2002, Week 16: Bengals (1-13) defeat Saints (9-5), 20-13
This may feel like a bit of a stretch, but any excuse to get the 2002 Saints in here after writing about them previously, right? The 2002 Saints were fascinating for their ability to beat just about all the top teams in football and lose to the worst, but nothing tops this. New Orleans needed one win in its final three games, all against losing teams going nowhere. In Week 16 they encountered an awful Bengals team whose only win to that point was over the expansion Texans. But after leading 13-7, the Saints watched haplessly as the Bengals got the tying and winning touchdowns from a fourth-year running back named Nick Luchey (not to be confused with Cincinnati native Nick Lachey). New Orleans would lose its final game to miss the playoffs, while the Bengals, who were only a 7-point underdog, finished a league-worst 2-14 and would draft Carson Palmer first overall the next year.

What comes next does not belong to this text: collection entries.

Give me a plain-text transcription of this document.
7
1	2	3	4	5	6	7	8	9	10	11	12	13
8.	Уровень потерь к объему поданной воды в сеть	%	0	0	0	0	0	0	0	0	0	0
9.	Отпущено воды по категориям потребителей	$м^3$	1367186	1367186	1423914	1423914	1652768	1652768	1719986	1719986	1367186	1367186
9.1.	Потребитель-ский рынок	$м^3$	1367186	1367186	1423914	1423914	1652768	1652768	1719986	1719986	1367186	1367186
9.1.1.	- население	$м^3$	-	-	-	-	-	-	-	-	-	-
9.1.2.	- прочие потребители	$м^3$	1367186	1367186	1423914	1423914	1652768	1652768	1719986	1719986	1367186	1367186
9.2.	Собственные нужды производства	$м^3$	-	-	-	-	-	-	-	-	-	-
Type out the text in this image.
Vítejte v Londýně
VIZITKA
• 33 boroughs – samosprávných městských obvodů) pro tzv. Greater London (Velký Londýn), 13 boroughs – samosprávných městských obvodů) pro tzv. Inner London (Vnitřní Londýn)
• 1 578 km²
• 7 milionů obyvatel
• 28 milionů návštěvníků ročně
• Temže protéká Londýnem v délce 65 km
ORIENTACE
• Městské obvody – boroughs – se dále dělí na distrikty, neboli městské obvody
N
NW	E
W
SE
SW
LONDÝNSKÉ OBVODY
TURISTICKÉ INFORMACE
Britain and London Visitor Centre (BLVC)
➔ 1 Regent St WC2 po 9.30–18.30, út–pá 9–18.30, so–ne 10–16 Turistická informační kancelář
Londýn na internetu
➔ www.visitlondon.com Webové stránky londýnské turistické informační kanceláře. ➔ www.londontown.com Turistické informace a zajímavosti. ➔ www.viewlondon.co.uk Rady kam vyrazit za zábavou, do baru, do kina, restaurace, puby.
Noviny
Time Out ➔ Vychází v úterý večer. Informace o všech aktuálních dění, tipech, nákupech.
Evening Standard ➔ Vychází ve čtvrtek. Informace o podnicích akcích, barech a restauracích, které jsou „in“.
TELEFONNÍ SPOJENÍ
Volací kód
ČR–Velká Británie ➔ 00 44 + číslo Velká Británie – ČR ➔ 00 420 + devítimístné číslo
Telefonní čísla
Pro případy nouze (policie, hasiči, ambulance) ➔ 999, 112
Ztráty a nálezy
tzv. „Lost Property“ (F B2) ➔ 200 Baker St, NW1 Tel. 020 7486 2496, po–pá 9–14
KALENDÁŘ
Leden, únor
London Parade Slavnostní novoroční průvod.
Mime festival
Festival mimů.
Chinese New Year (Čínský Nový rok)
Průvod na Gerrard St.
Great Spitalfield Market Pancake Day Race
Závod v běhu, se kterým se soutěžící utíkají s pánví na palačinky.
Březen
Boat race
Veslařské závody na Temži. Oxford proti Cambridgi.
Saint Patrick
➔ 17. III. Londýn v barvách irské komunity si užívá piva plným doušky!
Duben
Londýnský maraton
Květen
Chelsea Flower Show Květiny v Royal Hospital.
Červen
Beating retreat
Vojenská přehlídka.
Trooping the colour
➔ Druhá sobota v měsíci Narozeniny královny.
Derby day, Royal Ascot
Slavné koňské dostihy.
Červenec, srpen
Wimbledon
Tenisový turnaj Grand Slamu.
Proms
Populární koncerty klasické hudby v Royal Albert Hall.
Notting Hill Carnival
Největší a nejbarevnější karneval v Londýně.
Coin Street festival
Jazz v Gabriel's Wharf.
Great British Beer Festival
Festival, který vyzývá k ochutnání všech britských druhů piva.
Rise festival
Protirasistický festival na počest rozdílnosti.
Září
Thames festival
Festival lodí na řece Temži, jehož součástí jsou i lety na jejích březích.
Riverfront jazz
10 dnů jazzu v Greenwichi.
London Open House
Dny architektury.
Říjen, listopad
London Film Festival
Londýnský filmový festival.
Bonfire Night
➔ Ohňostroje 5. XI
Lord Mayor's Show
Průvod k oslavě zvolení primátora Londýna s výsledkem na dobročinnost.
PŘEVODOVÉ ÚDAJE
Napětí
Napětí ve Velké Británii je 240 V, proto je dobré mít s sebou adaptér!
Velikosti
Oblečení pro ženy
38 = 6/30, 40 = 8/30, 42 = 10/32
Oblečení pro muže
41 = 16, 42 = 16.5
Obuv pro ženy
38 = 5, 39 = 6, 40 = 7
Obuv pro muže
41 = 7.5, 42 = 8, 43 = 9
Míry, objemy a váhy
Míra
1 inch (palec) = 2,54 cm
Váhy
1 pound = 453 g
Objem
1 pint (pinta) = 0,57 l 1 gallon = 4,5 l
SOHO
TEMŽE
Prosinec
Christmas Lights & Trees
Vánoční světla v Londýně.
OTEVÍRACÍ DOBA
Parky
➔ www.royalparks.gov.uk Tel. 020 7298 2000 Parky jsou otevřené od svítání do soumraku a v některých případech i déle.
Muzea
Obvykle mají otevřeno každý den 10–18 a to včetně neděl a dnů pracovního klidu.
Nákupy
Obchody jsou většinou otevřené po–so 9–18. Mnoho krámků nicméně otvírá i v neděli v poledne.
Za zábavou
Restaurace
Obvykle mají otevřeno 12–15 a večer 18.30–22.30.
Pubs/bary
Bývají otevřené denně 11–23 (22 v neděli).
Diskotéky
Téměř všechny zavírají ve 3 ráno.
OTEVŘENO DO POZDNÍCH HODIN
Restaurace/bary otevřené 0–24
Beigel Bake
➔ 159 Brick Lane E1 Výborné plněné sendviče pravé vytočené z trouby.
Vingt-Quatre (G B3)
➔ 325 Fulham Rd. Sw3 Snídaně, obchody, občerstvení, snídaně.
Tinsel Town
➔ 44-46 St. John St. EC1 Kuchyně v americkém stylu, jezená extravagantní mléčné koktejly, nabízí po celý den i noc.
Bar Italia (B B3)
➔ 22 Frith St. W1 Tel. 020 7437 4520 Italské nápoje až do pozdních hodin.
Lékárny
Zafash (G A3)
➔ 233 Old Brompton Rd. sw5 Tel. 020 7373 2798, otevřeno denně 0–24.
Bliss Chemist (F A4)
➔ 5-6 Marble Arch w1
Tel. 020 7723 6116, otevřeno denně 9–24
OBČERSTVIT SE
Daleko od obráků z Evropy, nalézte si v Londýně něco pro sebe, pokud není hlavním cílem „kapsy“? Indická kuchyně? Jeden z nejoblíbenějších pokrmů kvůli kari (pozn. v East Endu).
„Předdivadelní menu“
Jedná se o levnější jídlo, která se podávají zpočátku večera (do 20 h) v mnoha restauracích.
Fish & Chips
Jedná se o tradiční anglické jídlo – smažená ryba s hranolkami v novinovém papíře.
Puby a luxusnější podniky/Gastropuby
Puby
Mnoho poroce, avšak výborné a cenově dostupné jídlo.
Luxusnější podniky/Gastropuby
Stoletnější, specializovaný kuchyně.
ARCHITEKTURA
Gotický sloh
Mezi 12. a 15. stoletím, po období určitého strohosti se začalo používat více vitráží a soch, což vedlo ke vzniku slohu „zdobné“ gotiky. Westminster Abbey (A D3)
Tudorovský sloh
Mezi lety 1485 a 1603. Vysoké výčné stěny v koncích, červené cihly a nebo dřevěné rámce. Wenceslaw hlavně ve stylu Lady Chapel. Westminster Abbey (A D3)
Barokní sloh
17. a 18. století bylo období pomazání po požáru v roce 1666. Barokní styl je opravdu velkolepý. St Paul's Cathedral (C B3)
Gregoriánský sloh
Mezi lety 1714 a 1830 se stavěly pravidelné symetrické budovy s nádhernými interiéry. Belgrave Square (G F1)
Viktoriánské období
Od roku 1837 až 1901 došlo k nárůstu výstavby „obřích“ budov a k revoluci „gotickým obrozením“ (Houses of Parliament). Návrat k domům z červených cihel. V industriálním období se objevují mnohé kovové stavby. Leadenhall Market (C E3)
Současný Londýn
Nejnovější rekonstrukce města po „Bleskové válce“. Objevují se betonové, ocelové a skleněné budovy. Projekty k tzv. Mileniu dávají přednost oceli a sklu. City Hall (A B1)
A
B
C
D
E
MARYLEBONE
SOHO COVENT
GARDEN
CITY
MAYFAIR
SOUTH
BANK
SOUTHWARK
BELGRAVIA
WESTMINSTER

2002, Week 14: Texans (3-9) defeat Steelers (7-4-1), 24-6
This one is, in many ways, one of the true stunners of the 21st century, not so much in terms of difference in records, but the flat-out bizarre way this game played out. The expansion Texans (losers 38-3 to the aforementioned Bengals earlier that season) went into Pittsburgh with a punching bag QB in David Carr, who set a dubious record for most sacks suffered in a season. The Steelers had Tommy Maddox returning from a scary injury just three weeks earlier, but appeared ready to roll over the Texans as a 14-point favorite. On paper, the Steelers actually dominated this game. 24-3 in first downs (!). 47 total yards, 10 passing, for the Texans (yes, seriously). A 39:41-20:19 time of possession edge. Alas, five Steelers turnovers, including three for Texans touchdowns, were the difference. Consider this: the Texans’ return touchdowns in this game (two pick-sixes by Aaron Glenn and a fumble return by Kenny Wright) covered 175 yards, which means their defensive return yards outgained their offense by 128 yards.
The Steelers went on to win their next three games and the AFC North, and the Texans finished the season with three straight losses. Go figure.
1998, Week 15: Giants (5-8) defeat Broncos (13-0), 20-16
I remember watching “America’s Game” about the 1998 Broncos and hearing Shannon Sharpe talk about how the morning of this game just had an eerie feel, almost as if the Broncos had a strange feeling their run at perfection would end. Sure enough, Sharpe was right. Even though the Broncos had technically wrapped up homefield advantage and had “nothing to play for,” they played all their regulars and looked plenty thrilled to chase a 16-0 season. But it was not meant to be.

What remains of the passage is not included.